Выбрать главу

Она вытянула руки и обхватила его безволосые, дрожащие от напряжения ляжки, улавливая ладонями всякое движение его тела. Царь Давид любит меня, думала она, оттого так и поступает. Оттого что поступает так со мною, он и любит меня.

Наконец рот его открылся и исторг ужасный, почти невыносимый вопль, он кричал так, как кричал над поверженным врагом, над исполином, или народом с чуждым божеством, или над городом, полным золота и жемчугов, а потом он откатился от нее, грузный, обмякший, истомленный.

Она услышала, как он немедля принялся говорить с Господом. Однообразные, мрачные и жалобные звуки, похожие на песнопения, которые доносились из шатра, где обитал Господь; серая и все же блестящая капелька слюны висела у царя в бороде.

Когда он в конце концов умолк, она спросила:

Ты говорил с Господом?

Я всегда говорю с Господом, ответил царь. Он единственный, кто понимает меня.

А каков Он — Господь? — спросила Вирсавия.

Он таков, как я, сказал царь Давид.

Как я.

И Вирсавия подумала о том, как он вот только что едва не раздавил ее, подумала о безрассудной его страсти.

Господь добр, назидательно сказал царь. Любовь Его безгранична.

Он таков, как я? — подумала Вирсавия. Что Он сделает с Урией? Что станется со мною?

Все же я не понимаю Его, сказала она. Даже если любовь Его безгранична. Любовь еще и непостижима.

Да, сказал царь Давид, любовь еще и непостижима. Любовь есть непостоянство и неуверенность. Самая ужасная неуверенность.

И Господь именно таков? — сказала Вирсавия.

Да, отвечал царь. Именно таков.

И, припав губами к ее волосам, он запел, зашептал, залепетал одну из тех песней, какими услаждал Господа, а заодно и Шафана:

Господи! Ты испытал меня и знаешь. Ты знаешь, когда я сажусь и когда встаю; Ты разумеешь помышления мои издали. Иду ли я, отдыхаю ли, Ты окружаешь меня, и все пути мои известны Тебе. Сзади и спереди Ты объемлешь меня и полагаешь на меня руку Твою. Дивно для меня ведение Твое — высоко, не могу постигнуть его!

Шафан смотрел на них. Они лежали, тесно прижавшись друг к другу, шептались, он слышал их голоса, но слов не разбирал. Вот только что царь выбрался из глубокого колодезя своих чувств и теперь лежал совсем спокойно, уткнувшись губами в ухо женщины. Шафан хотел бы лежать так на месте Вирсавии, он думал о неслыханной защищенности, какую изведал бы, если б ему дозволено было положить голову на плечо царя или же упокоить на своей тонкой, хрупкой руке тяжелую голову царя. Удивительно, что он, совсем еще отрок, порою испытывал к царю отеческие чувства. И в то же время считал, что царь ему как отец.

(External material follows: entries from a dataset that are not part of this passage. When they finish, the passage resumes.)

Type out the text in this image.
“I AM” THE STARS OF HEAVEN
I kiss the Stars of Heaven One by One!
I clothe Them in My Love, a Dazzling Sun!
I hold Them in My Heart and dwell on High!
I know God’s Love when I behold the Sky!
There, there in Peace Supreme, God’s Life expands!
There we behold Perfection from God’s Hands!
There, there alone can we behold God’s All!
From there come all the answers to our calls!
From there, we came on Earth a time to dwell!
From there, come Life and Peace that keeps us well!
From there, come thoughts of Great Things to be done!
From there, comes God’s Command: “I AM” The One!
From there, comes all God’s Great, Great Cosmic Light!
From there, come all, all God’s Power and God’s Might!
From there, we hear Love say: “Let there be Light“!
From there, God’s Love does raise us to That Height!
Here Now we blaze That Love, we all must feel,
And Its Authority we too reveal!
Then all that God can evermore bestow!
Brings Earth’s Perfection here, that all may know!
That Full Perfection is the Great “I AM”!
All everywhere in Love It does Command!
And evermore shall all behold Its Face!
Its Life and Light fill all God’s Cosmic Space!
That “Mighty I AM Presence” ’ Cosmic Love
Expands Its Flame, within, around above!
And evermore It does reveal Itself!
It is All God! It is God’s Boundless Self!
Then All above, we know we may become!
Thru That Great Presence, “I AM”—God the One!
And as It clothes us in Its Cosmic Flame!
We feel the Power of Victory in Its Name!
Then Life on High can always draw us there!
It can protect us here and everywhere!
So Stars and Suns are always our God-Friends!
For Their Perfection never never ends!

Царь Давид повернул голову и заметал его. Щелки глаз сузились еще больше, так что даже Шафан и тот не мог поймать его взгляд, ужасная гримаса исказила лицо. Мне бы надо играть для него! — подумал Шафан. Весь облик царя стал вдруг совершенно необъясним, он как бы ушел в собственную непостижимость.

Шафан! — вскричал он. Давно ли ты стоишь здесь, за столпом?

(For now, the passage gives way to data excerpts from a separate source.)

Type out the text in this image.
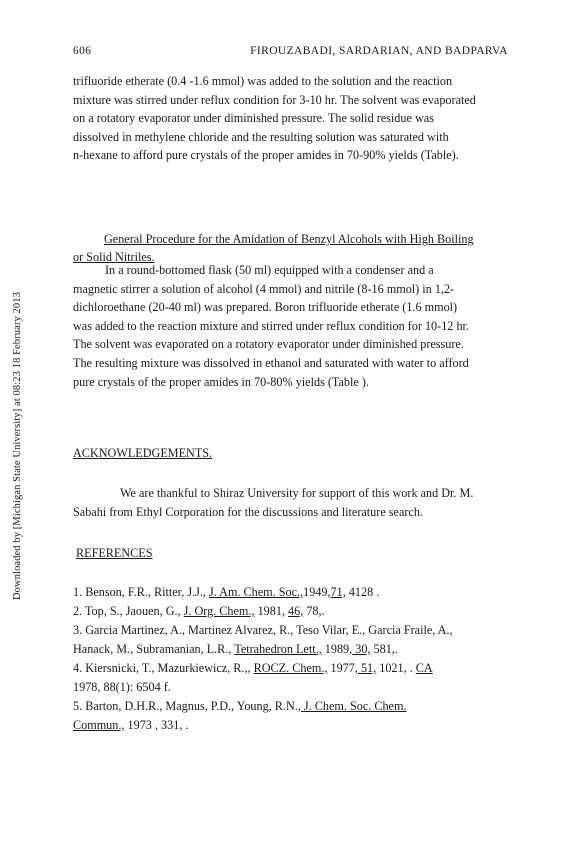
606	FIROUZABADI, SARDARIAN, AND BADPARVA
Downloaded by [Michigan State University] at 08:23 18 February 2013

trifluoride etherate (0.4 -1.6 mmol) was added to the solution and the reaction
mixture was stirred under reflux condition for 3-10 hr. The solvent was evaporated
on a rotatory evaporator under diminished pressure. The solid residue was
dissolved in methylene chloride and the resulting solution was saturated with
n-hexane to afford pure crystals of the proper amides in 70-90% yields (Table).

General Procedure for the Amidation of Benzyl Alcohols with High Boiling
or Solid Nitriles.

In a round-bottomed flask (50 ml) equipped with a condenser and a
magnetic stirrer a solution of alcohol (4 mmol) and nitrile (8-16 mmol) in 1,2-
dichloroethane (20-40 ml) was prepared. Boron trifluoride etherate (1.6 mmol)
was added to the reaction mixture and stirred under reflux condition for 10-12 hr.
The solvent was evaporated on a rotatory evaporator under diminished pressure.
The resulting mixture was dissolved in ethanol and saturated with water to afford
pure crystals of the proper amides in 70-80% yields (Table ).

ACKNOWLEDGEMENTS.

We are thankful to Shiraz University for support of this work and Dr. M.
Sabahi from Ethyl Corporation for the discussions and literature search.

REFERENCES
1. Benson, F.R., Ritter, J.J., J. Am. Chem. Soc.,1949,71, 4128 .
2. Top, S., Jaouen, G., J. Org. Chem., 1981, 46, 78,.
3. Garcia Martinez, A., Martinez Alvarez, R., Teso Vilar, E., Garcia Fraile, A.,
Hanack, M., Subramanian, L.R., Tetrahedron Lett., 1989, 30, 581,.
4. Kiersnicki, T., Mazurkiewicz, R.,, ROCZ. Chem., 1977, 51, 1021, . CA
1978, 88(1): 6504 f.
5. Barton, D.H.R., Magnus, P.D., Young, R.N., J. Chem. Soc. Chem.
Commun., 1973 , 331, .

Я стоял там все время, сказал Шафан, и голос его дрогнул от тепла и участия. Я все видел!

Царь приподнялся на локте и странно чужим и надломленным голосом кликнул стражу. А когда воины прибежали, крикнул им:

Уведите этого отрока! Вынесите его во двор и поразите мечом! Выколите ему глаза!

А Шафан только и смог подумать: вот и такое тоже возможно, непостоянна, как ветер, любовь, и нет на свете ничего, кроме непостоянства. Оно объемлет меня со всех сторон, оно отверзает очи слепых.

И он повернулся к царю, взял душу свою и протянул ему на ладони, не мог он оставить царя, не сказавши хоть малую долю того, что переполняло его. Но не сумел выдавить ни слова, ни даже стона.

А Вирсавия не сказала ничего.

Немного погодя царь Давид поднялся, он не смотрел на нее, обратил к ней свою широкую, чуть сутулую спину, оправил одежду, движения его были тяжеловесны и решительны, будто показывали, сколь он непоколебим и бесстрастен, рыжеватые, дремучие волоса лежали на плечах.

Совсем недавно они были почти одно, его пот увлажнял и холодил ее кожу, и волосок от его бороды пристал к ее губам, но теперь тело его вдруг представилось Вирсавии необычайно далеким, она не посмела бы окликнуть его, даже робко, с глубочайшим трепетом, он виделся ей таким же чужим, как кумир, изваянный финикийскими каменотесами, и она вряд ли сознавала еще, что он человек.